二十一 / benimle tanışman, bir talihsizlikti

429 53 293
                                    

Aralık, 2020



SEUL, GÜNEY KORE





blackbear - idfc (acoustic ver.)






Zamanın kendine has akışında, hiçbir bireye devam edip etmemek istediği sorulmazdı. Yaşadığı şey ne derece kötü, ne derece katlanılamaz olursa olsun bir şekilde hayata devam etmek, sorumluluklarını yerine getirmek ve yaşamak durumundaydı insan. Bu sonsuz nefes alıp verme döngüsünde, kendine ayrılan süreyi apansız çatışmalarla, sonu gelmeyen hırslarla ve hiçbir anlamı olmayan kaygılarla doldurmak, sistemin dişli çarklarını çevirmek zorundaydı. Ne korkunç bir kabustu.

Taehyung, kendisine dayatılan bu distopik evrende amacını bulmaya, kaybettiği şeylerin hesabını sormaya çalışan, yine de yetersiz kalmış milyonlarca gençten sadece biri olmasına karşın yine de yılmadan gömleğinin düğmelerini ilikliyor, saatini takıyor, pek sevdiği parfümünü sıkıyor ve aynada kendini son kez kontrol ediyor. Gün, hayal ettiğinden daha uzun sürecek ve bu bariz durum canını sıkmasına karşın yine de suratında çelik gibi bir ifade var. Odadan eşyalarını alıp çıktığında bir saat önce kardeşine hazırladığı kahvaltının aynı şekil kaldığını görünce kaşları çatılıyor ve önceki gün kardeşine takındığı tavrın abartılı olup olmadığını sorguluyor bir süre. Hızlı adımlarla odasının kapısına gidip tıklatıyor ama içeriden ses gelmiyor. Kapı kolunu indirdiğinde karşılaştığı şey titizlikle toplanmış bir yatak ve ağır bir kadın parfümü kokusu. Nefesini tutup odaya dalıyor ve kapalı camları açıp odadaki bu zehirleyici gazın çıkması için havadan yardım diliyor. Taehyung için her şey can sıkıcı bu sabah. Her şey.





Elçinin evine geldiğinde kapıdaki güvenlik ilk kez Taehyung'a tereddütle bakmıştı. Görevli kimliğini görmek isteyince Taehyung bu durumun akşamki toplantıyla ilgili olacağını düşünüp pek kafa yormadı ama yine de huzursuzdu. Mutfakta yine bir şeyler pişirmekle meşgul Estelle ile selamlaşıp Akira'yı sorduğunda odasında olduğunun yanıtını aldı ve bir korumanın işgal etmemesi gereken sınırları aşıp hiç umursamadan üst kata çıktı. Artık onun için bunu yapmak nedense absürt gelmiyordu ve ona böyle bir iltimas geçilmesi kendisini pek memnun ediyordu. Akira'nın kapısını çalacaktı ama hafif aralık olduğunu gördüğünde seslenmeyi seçti. İçeriden yanıt gelmediğinde kapıyı biraz daha itti ve odanın köşesindeki yer masasının hemen arkasındaki genç kızı uyurken buldu.

Başını masaya yaslamış, biraz rahatsız edici bir pozisyonda, kaşları bir şeye öfkelenmiş gibi çatılmış halde öylece uyuyordu.

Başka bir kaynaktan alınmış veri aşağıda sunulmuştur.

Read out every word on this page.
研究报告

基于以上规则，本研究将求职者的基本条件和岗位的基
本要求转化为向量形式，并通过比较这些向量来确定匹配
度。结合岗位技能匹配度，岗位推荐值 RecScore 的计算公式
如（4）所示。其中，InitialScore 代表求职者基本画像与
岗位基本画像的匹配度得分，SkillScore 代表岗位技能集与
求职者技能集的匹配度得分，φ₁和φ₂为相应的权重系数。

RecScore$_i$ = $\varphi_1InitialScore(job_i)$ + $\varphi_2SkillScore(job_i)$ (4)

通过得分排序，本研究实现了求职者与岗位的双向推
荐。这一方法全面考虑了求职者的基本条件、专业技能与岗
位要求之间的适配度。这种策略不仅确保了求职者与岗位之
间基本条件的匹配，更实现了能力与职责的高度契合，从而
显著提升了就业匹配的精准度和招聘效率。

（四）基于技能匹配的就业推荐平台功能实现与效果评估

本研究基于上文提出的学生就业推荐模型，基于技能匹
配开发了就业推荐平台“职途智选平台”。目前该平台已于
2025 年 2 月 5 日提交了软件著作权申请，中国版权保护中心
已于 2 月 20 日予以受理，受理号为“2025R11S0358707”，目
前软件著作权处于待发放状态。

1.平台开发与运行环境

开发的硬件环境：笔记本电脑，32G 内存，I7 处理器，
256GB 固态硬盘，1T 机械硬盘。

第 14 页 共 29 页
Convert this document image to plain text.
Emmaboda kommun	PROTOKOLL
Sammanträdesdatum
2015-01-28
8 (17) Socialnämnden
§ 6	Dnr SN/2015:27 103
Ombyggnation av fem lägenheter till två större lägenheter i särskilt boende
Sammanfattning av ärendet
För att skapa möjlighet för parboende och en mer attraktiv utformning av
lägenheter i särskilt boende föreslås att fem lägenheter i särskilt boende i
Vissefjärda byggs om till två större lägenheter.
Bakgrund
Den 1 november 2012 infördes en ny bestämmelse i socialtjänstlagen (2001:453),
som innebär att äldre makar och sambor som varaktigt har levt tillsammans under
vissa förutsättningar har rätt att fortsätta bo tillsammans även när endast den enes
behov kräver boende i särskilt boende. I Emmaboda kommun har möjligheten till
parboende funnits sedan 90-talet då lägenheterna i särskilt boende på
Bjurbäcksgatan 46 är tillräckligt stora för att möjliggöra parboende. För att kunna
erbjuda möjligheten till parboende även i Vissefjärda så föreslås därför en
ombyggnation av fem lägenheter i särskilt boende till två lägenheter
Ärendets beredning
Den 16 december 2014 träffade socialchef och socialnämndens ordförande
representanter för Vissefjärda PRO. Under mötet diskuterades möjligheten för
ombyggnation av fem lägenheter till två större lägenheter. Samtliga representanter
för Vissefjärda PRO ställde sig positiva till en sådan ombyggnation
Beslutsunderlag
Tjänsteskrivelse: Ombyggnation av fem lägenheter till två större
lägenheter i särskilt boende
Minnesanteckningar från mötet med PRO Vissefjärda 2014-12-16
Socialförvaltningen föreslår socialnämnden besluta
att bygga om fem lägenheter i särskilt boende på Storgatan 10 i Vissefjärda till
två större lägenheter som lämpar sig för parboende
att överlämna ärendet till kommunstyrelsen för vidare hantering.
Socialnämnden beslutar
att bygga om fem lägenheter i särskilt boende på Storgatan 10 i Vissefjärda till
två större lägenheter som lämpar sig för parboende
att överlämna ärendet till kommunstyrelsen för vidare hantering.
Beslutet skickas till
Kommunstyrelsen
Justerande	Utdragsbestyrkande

Bu ağır uykusu Taehyung temkinli adımlarla ona yaklaşırken, hatta yanına çömelip otururken ve onu dakikalarca izlerken de bölünmedi. Alnına düşen kakülleri nemlenip bir kısmı tenine yapışmış, pembe ve kuru dudakları aralanmış, yanakları al al olmuş halde oldukça şirin ve savunmasız görünüyordu genç adamın gözüne. Üzerindeki ince pijamalarıyla iyice masaya sokulmuş, kendisini sıcak tutmak istermiş gibi kabuğuna çekilmişti. Taehyung etrafına bakınıp yatağın üzerinde gördüğü ince battaniyeyi aldı ve genç kızın omuzlarının üzerine örttü. Yüzündeki ifade şimdi biraz daha yumuşamıştı ama hala daha mutsuzdu.

"Neden onca insan arasından Hikaru Hirano'nun kızısın?" diye mırıldandı Taehyung. "Neden benim tek kurtuluş yolum seni üzmekten geçiyor?"

Taehyung, içinden devasa bir parça koparcasına acı duydu ona bakarken. Hissettiği suçluluk duygusu ilk kez bu kadar baskındı. Yüz hatları, ona geçen gördüğü kabusu hatırlatıyordu. Hem inanamayacağı kadar güzel bir rüya hem de kalbi sökülüp alınırcasına bir acı yaşatan ürkünç bir kabustu. Hatırladıkça tüyleri diken diken oluyor, ürperti hissediyordu.